AS 314, also known as V452 Scuti, is a protoplanetary nebula once believed to be a white hypergiant star or luminous blue variable located in the constellation of Scutum. It has an apparent magnitude of 9.85 and can be seen with small telescopes.

==Characteristics==
AS 314 was found to be a variable star in 1996, when the Hipparcos data was analyzed. For that reason it was given the variable star designation V452 Scuti, in 1999.

AS 314 was poorly studied until the year 2000, when Miroshnichenko et al. incorrectly estimated a distance for this star of around 10 kiloparsecs (32,600 light years), a luminosity 160,000 times that of Sun, a radius 200 times the solar radius, and an initial mass of 20 solar masses. It was also estimated to be losing each year (in other words, every 50,000 years) through a very strong stellar wind.

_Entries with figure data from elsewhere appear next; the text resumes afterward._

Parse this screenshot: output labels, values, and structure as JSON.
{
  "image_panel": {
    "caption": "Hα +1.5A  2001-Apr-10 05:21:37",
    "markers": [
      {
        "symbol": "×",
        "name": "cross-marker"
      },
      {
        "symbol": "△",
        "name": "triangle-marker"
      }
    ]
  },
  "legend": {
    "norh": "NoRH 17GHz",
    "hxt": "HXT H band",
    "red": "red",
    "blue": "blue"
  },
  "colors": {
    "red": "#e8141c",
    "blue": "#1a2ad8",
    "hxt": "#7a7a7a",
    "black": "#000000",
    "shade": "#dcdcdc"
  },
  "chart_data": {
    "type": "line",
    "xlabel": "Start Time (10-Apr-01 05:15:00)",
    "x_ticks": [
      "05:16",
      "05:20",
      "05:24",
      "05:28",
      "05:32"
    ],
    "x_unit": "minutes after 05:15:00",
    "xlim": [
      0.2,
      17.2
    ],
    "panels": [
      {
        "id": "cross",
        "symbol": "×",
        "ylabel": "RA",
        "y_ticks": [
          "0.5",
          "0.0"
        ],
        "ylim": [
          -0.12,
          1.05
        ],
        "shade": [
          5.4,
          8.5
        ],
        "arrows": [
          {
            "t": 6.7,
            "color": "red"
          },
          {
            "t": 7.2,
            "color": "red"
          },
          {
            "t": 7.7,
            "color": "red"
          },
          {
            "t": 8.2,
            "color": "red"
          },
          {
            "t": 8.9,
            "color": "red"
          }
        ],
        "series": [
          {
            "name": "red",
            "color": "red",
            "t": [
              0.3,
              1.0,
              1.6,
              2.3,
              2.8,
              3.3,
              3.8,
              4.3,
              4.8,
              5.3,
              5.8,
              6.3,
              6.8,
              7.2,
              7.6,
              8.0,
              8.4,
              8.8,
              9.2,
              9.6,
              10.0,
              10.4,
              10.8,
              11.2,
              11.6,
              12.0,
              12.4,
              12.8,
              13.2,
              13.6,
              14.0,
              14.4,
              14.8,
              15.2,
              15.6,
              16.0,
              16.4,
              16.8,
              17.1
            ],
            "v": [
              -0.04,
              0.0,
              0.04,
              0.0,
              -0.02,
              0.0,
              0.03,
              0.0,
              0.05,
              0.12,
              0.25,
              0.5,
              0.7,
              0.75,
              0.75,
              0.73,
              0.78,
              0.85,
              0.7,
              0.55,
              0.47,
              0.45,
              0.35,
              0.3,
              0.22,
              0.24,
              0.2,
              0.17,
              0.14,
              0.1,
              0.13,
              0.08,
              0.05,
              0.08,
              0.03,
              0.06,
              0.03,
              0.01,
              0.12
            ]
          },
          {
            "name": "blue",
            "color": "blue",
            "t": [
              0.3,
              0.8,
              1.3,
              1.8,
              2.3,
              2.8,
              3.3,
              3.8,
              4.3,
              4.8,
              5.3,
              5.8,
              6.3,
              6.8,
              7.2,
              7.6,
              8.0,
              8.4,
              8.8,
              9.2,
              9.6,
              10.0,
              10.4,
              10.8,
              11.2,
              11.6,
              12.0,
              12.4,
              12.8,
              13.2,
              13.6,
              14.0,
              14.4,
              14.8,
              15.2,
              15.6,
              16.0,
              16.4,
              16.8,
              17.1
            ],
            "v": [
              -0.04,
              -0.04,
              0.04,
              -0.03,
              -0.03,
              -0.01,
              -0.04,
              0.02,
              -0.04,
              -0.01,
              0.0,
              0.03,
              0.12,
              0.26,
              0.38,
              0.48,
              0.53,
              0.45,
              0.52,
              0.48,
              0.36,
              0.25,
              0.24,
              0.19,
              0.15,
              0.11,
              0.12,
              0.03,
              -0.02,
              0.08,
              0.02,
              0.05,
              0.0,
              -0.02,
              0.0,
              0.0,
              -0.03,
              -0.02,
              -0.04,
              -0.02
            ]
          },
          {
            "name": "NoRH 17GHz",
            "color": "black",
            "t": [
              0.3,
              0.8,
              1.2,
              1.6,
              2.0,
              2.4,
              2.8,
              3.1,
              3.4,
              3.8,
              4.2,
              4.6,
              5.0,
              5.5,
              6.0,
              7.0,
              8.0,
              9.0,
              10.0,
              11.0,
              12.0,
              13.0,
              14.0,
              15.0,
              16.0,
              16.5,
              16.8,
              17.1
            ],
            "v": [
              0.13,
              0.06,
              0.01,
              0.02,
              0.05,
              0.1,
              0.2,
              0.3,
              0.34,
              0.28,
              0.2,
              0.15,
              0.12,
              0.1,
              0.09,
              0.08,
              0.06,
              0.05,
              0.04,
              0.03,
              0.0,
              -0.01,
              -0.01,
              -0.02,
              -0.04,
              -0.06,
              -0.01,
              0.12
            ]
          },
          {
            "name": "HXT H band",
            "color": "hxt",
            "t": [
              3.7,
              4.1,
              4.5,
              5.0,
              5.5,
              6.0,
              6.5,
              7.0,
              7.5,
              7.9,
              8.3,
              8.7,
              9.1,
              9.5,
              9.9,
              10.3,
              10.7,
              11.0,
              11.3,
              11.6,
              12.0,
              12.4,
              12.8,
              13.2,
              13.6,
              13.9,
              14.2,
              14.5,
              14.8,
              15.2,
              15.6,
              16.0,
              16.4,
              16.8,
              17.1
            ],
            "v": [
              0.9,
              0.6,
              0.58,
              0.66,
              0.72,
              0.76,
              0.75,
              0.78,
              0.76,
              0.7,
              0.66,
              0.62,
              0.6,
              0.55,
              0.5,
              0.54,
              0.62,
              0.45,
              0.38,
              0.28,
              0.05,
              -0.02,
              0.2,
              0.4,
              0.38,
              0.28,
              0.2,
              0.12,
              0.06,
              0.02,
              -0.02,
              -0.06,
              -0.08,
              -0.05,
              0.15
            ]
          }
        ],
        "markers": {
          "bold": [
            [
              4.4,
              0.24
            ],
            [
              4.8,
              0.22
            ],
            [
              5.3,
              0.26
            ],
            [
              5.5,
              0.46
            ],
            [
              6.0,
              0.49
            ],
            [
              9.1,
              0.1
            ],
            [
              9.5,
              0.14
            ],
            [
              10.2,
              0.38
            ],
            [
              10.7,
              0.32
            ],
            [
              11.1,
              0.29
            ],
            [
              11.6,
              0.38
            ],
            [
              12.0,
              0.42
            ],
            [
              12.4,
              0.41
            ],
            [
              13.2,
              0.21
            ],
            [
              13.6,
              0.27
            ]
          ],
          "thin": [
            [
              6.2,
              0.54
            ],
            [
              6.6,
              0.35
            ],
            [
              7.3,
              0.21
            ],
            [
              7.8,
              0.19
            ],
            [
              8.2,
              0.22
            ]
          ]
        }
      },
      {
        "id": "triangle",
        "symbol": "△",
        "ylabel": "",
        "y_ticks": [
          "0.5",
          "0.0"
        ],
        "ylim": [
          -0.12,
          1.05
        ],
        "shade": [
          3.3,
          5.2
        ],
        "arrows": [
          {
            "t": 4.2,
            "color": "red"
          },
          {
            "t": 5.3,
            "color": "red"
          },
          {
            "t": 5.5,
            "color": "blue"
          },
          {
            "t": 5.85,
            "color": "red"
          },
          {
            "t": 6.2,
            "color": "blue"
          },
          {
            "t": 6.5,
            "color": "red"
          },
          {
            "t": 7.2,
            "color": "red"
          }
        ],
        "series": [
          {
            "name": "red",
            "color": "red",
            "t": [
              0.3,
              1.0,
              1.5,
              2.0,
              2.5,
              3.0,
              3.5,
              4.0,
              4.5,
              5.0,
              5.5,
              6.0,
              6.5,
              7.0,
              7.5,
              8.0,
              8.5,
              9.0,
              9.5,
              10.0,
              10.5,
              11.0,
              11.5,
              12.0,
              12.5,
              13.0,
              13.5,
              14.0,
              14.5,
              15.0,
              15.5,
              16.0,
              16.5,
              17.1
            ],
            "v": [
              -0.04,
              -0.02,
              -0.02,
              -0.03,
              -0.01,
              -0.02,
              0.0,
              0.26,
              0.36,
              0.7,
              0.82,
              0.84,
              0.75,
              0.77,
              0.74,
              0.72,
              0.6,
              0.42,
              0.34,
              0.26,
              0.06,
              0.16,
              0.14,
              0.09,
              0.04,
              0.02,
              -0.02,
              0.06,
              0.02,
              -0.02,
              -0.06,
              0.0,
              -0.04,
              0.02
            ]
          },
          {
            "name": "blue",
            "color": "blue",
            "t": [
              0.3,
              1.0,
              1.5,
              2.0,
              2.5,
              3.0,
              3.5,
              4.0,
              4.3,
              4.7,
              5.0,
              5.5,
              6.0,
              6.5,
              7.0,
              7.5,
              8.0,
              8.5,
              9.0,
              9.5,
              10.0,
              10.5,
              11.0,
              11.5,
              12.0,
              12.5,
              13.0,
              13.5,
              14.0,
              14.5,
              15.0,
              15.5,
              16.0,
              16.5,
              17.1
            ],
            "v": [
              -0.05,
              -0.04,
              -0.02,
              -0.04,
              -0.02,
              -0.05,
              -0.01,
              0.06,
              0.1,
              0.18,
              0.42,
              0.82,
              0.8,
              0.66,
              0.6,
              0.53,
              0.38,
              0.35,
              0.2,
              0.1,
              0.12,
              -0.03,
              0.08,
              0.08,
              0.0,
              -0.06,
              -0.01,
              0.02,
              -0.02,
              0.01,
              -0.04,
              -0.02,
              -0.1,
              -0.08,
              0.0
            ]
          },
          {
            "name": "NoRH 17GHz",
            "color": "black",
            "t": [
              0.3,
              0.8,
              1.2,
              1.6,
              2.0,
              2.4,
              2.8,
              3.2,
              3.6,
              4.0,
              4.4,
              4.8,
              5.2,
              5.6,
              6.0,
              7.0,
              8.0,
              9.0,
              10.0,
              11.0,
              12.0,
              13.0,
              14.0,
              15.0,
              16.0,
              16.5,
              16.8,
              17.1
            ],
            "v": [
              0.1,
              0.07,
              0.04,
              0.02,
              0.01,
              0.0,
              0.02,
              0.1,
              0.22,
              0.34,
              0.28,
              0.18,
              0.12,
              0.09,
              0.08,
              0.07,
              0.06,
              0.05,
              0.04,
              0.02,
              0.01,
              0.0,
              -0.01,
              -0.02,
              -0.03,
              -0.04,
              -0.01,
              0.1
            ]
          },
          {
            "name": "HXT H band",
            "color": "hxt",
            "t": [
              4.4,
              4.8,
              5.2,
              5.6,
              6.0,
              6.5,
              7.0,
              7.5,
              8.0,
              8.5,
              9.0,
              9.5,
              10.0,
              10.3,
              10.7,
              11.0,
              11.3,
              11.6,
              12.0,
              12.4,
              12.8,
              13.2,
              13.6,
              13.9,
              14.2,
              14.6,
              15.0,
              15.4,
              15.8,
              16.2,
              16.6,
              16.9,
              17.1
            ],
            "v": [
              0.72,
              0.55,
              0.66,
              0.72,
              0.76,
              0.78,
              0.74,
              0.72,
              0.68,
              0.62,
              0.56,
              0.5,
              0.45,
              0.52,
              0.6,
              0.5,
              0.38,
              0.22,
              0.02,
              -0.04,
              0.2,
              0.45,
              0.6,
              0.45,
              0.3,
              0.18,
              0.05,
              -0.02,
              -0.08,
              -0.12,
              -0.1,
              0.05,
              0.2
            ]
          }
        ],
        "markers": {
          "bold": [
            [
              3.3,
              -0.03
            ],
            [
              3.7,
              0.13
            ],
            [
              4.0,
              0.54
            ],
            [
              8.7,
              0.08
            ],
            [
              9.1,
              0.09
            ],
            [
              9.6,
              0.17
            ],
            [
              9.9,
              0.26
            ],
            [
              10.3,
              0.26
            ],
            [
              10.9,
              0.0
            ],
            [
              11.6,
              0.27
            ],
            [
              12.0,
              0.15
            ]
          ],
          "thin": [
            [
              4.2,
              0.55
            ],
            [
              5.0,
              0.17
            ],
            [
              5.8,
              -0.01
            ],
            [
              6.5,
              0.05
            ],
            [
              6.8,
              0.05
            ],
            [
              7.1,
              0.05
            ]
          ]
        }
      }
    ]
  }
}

AS 314 has an infrared excess, suggesting that it is shrouded in a circumstellar envelope of dust. However, it has not been classified as a bona fide luminous blue variable, but as a candidate.

The Hipparcos parallax and proper motions are large and imply a much closer, and hence less luminous, star. The Hipparcos measurement was later confirmed by the Gaia mission, reclassifying AS 314 as post-AGB star.